Grandma was certainly a woman of character. Memories about her in the family are contradictory. My mother Giorgina described her as an intrusive and suffocating person, who wanted to manage my sister Violetta and myself in her place. These aspects were also perceived outside the walls of the house. There are friends who remember Marianne trying in the summer to keep the children in line at Bagno Piemonte, the bathing establishment in Forte dei Marmi where we had a tent. (…).
Yet this hardness, this determination, did not exhaust Marianne’s personality. My cousin Benedetta, who like us had grown up with her, remembers above all her sweetness. (…)’ (pp. 79-80).

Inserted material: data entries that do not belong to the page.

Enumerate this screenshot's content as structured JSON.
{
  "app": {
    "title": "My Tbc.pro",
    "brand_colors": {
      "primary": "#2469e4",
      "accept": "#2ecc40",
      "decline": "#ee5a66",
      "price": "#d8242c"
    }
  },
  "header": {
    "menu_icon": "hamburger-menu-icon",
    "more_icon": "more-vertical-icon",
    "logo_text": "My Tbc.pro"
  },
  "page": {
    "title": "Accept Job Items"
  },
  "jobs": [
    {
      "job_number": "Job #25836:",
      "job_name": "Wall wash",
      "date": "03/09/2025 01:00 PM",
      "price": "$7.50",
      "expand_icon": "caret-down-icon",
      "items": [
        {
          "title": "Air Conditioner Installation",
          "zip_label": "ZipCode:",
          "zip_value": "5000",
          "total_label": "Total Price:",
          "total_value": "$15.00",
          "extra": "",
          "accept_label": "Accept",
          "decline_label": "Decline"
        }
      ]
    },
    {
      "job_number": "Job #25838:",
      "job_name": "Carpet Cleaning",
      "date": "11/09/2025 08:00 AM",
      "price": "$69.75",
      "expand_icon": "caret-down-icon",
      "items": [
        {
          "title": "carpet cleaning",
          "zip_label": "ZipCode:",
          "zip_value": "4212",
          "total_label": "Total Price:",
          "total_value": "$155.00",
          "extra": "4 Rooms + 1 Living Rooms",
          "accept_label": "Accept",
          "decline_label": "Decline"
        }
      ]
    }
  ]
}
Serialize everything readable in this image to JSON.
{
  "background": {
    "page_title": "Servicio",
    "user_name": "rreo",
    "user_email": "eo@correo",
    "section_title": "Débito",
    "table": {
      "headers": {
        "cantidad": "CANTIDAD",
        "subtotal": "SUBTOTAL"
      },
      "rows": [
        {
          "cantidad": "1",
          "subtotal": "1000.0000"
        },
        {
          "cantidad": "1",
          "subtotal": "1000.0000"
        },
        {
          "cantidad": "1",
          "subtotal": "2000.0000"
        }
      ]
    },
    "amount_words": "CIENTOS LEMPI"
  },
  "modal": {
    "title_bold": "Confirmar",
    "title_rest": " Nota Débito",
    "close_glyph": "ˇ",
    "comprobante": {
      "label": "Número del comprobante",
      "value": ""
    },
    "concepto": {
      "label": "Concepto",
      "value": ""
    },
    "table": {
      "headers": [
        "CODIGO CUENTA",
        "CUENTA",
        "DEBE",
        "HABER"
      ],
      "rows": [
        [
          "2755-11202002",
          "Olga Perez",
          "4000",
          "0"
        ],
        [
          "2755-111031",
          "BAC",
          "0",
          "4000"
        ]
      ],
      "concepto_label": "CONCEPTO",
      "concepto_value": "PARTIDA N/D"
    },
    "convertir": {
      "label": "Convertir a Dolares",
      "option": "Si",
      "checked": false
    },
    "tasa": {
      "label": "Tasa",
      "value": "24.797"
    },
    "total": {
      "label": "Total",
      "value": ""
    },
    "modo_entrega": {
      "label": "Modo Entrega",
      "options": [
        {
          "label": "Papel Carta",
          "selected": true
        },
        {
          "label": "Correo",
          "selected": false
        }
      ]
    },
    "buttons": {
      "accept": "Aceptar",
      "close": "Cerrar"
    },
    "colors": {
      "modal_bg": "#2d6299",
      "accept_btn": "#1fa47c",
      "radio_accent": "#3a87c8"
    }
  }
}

“ IBEC sold its 51 per cent to Supermarket Holding S.A. (*), a Swiss company specially established in Geneva by my father and uncles, who owned it in three equal parts. (…). The three brothers did not have the entire amount needed. My grandmother Marianne came to their rescue by providing 300 million lire and renouncing most of her usufruct rights on the shares in Manifattura Caprotti and on the family assets that she had inherited from her grandfather Peppino (…).
That 300 million (…), would never be returned to her (…). It was only in 1975, almost fifteen years after the children had won the majority of Esselunga, that Grandma Marianne managed to get an annuity from them ‘as partial compensation’. The grandmother also lent the three sons another 300 million lire for purposes other than the purchase of the company shares. According to the documents of the uncles, these were also not returned to her.” (p. 72).